Inexperienced though I was, I got off to a pretty good start.
I dug up the ground, divided my little plot into sections, and planted
all sorts of things: squash, pumpkins, melons, corn, carrots, turnips,
peppers, and tomatoes. At first, I tended the garden pretty well, but then
I got busy and let things go.
A month later, it was time to see how things were coming along.
It was amazing how things had grown! Unfortunately, what grew was mostly
stuff I didn’t want: dandelions, kocia, thistles, cockleburs, and creeping
jenny.
As I was pulling up the weeds, trying to salvage what I could
of the garden, my constant thought was that I would have been a lot better
off if I had taken care of the weeds when they were small.
Social problems can be like weeds too. They’re often fairly easy
to deal with if you catch them quickly: but once they take root, the job
is much harder.
It would have been fairly easy, for instance, to eliminate slavery
in the earliest days of our nation’s history, and slavery almost was eliminated.
The original draft of the Declaration of Independence recognized
the reprehensible nature of the institution, calling it a “cruel war against
human nature itself, violating its most sacred rights of life and liberty,”
and, while this passage was not included in the final draft of the Declaration,
there was consensus among American leaders (including slaveholders like
Jefferson and Madison) that slavery was incompatible with the free and
democratic society they were trying to set up.
The religious revival historians call the Second Great Awakening
added to the sentiment against slavery, and made sure that, in the North
at least, slavery would come to a complete end.
The South, too, might have eliminated slavery—and yet it didn’t.
Why not?
The typical textbook blames the invention of the cotton gin or
suggests that the topography and climate of the South made slavery the
only feasible way of developing Southern agriculture.
This is only a part of the answer.
What really kept slavery going was the attitude of Southern leaders,
the planter aristocracy that created and maintained this more-than-peculiar
institution.
The average white Southerner had little or no direct interest
in slavery. More than 75% owned no slaves.
For Southern business and political leaders, however, things
were different. They put more and more money into slavery, and ultimately
they had so much capital tied up in slaves that they were unwilling to
consider emancipation even for an instant.
As their slave-holdings increased, Southern leaders became desensitized
to the cruelty of slavery. They began to rationalize away its injustices.
Slavery, they argued, was less exploitive than the factory system. Blacks
were particularly suited to servitude. And besides, return on investment
was good.
It’s easy enough for us, too, to become desensitized to the institutional
evils around us. It’s easy enough for us and for our business and political
leaders to rationalize away the terrible human costs of things like the
video lottery. We don’t want to lose our property tax rebate. We need the
money for education and health care. People who gamble are going to gamble
anyway. And besides, return on investment is good.

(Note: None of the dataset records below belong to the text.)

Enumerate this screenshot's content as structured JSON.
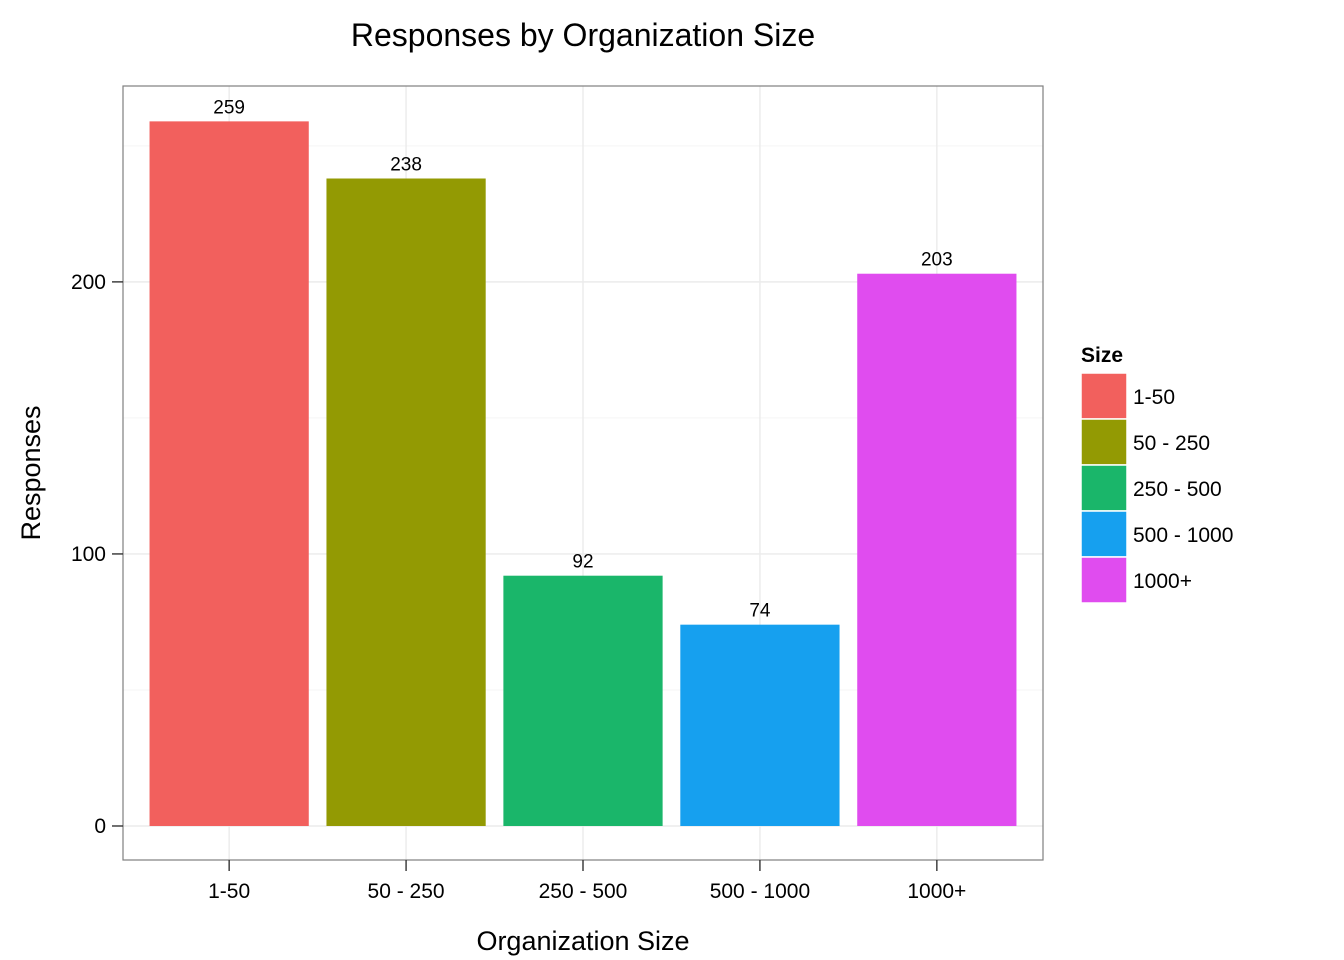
{
  "chart_data": {
    "type": "bar",
    "title": "Responses by Organization Size",
    "xlabel": "Organization Size",
    "ylabel": "Responses",
    "categories": [
      "1-50",
      "50 - 250",
      "250 - 500",
      "500 - 1000",
      "1000+"
    ],
    "values": [
      259,
      238,
      92,
      74,
      203
    ],
    "data_labels": [
      "259",
      "238",
      "92",
      "74",
      "203"
    ],
    "colors": [
      "#F2605D",
      "#939A03",
      "#1AB66A",
      "#16A0EF",
      "#E04CEF"
    ],
    "ylim": [
      -12.5,
      272
    ],
    "yticks": [
      0,
      100,
      200
    ],
    "yticks_minor": [
      50,
      150,
      250
    ],
    "grid": true,
    "legend": {
      "title": "Size",
      "position": "right",
      "items": [
        "1-50",
        "50 - 250",
        "250 - 500",
        "500 - 1000",
        "1000+"
      ]
    }
  }
}
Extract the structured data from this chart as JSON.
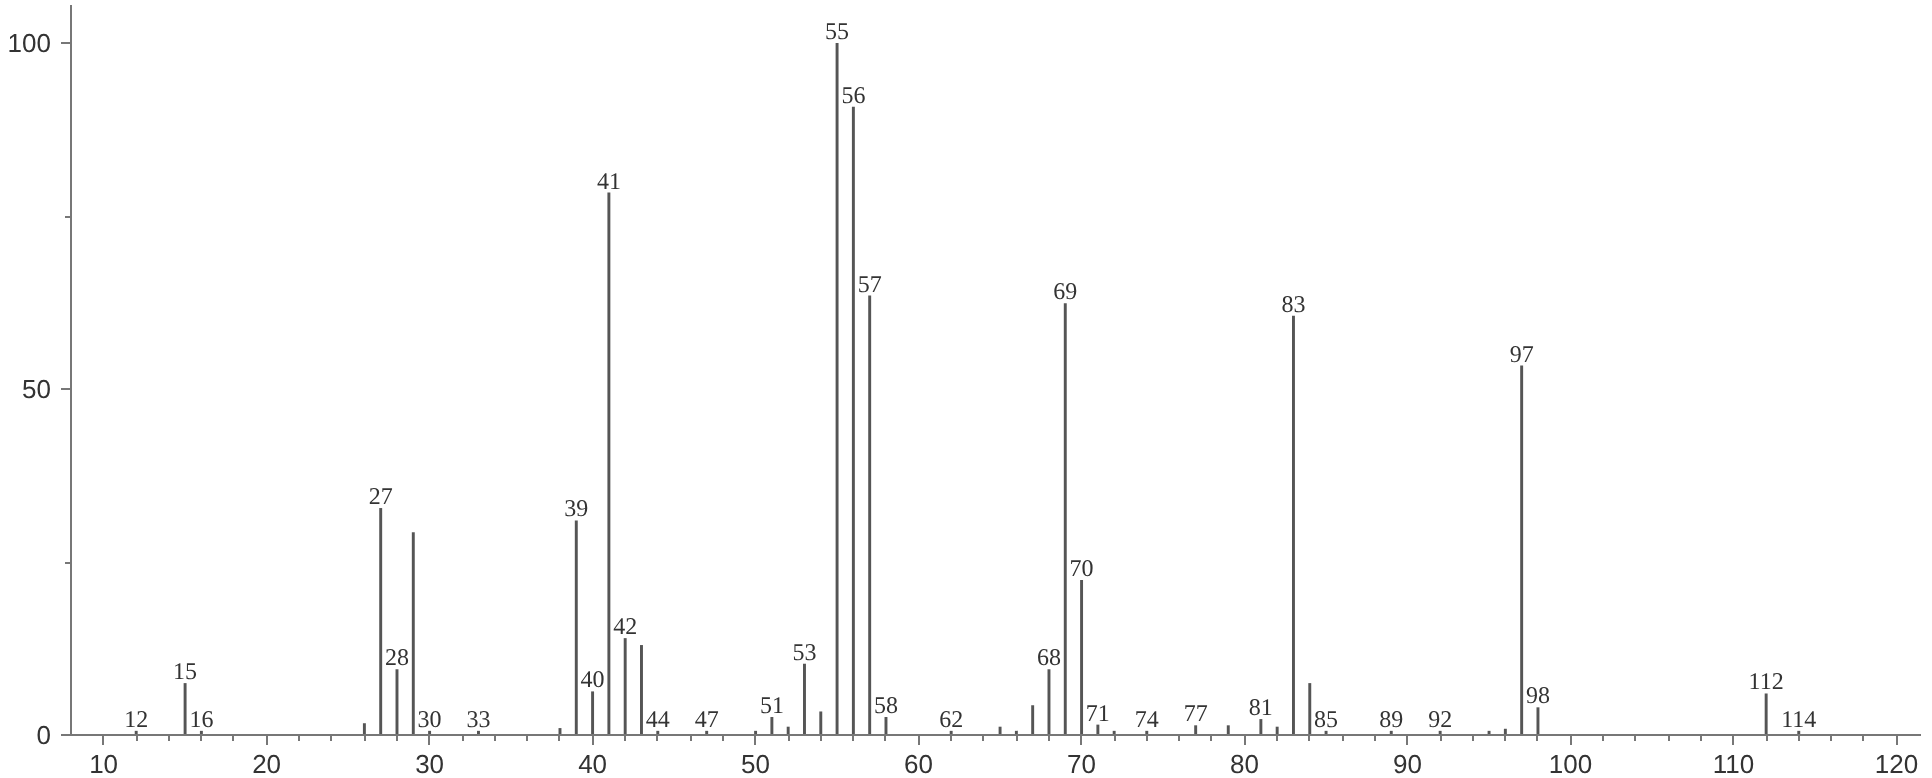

Fortunately, video lottery is still a relatively small weed,
and, if we act now, it won’t be all that difficult to pull it up (no matter
what you’re hearing on some commercials).
But the time to pull it up is now, while our leaders still recognize
that video lottery is a lousy way to finance government programs and before
they have so much capital invested in the institution that they become
unwilling even to consider its elimination.